Forestry mitigation projections are expected to be regionally unique, while still linked across time and space by changes in global physical and economic forces. Overall, it is expected that boreal primary forests will either be sources or sinks depending on the net effect of some enhancement of growth due to climate change versus a loss of soil organic matter and emissions from increased fires. The temperate forests in USA, Europe, China and Oceania, will probably continue to be net carbon sinks, favoured also by enhanced forest growth due to climate change. In the tropical regions, the human induced land-use changes are expected to continue to drive the dynamics for decades. In the meantime, the enhanced growth of large areas of primary forests, secondary regrowth, and increasing plantation areas will also increase the sink. Beyond 2040, depending on the extent and effectiveness of forest mitigation activities within tropical areas, and very particularly on the effectiveness of policies aimed at reducing forest degradation and deforestation, tropical forest may become net sinks.
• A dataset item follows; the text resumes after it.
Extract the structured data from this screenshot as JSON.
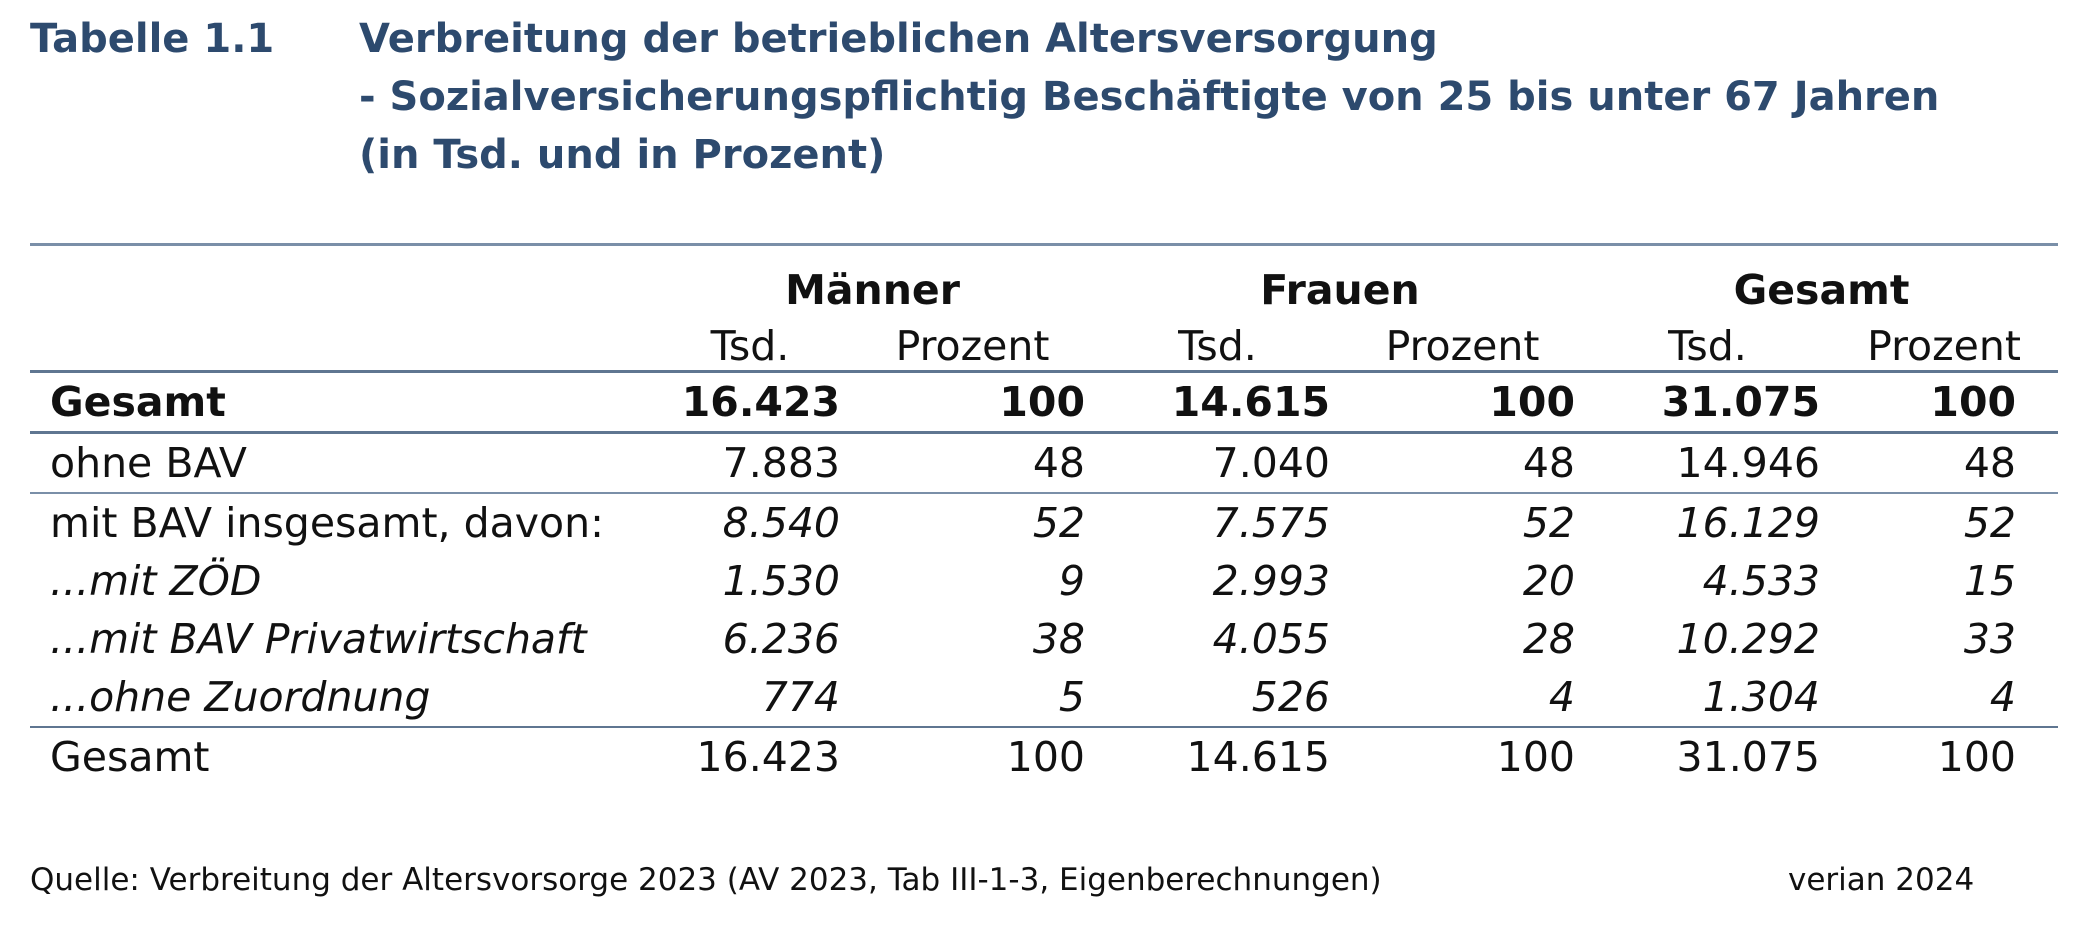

In the medium to long term as well, commercial bio-energy is expected to become increasingly important.
In the long-term, carbon will only be one of the goals that drive land-use decisions. Within each region, local solutions have to be found that optimize all goals and aim at integrated and sustainable land use. Developing the optimum regional strategies for climate change mitigation involving forests will require complex analyses of the trade-offs (synergies and competition) in land-use between forestry and other land uses, the trade-offs between forest conservation for carbon storage and other environmental services such as biodiversity and watershed conservation and sustainable forest harvesting to provide society with carbon-containing fibre, timber and bio-energy resources, and the trade-offs among utilization strategies of harvested wood products aimed at maximizing storage in long-lived products, recycling, and use for bioenergy.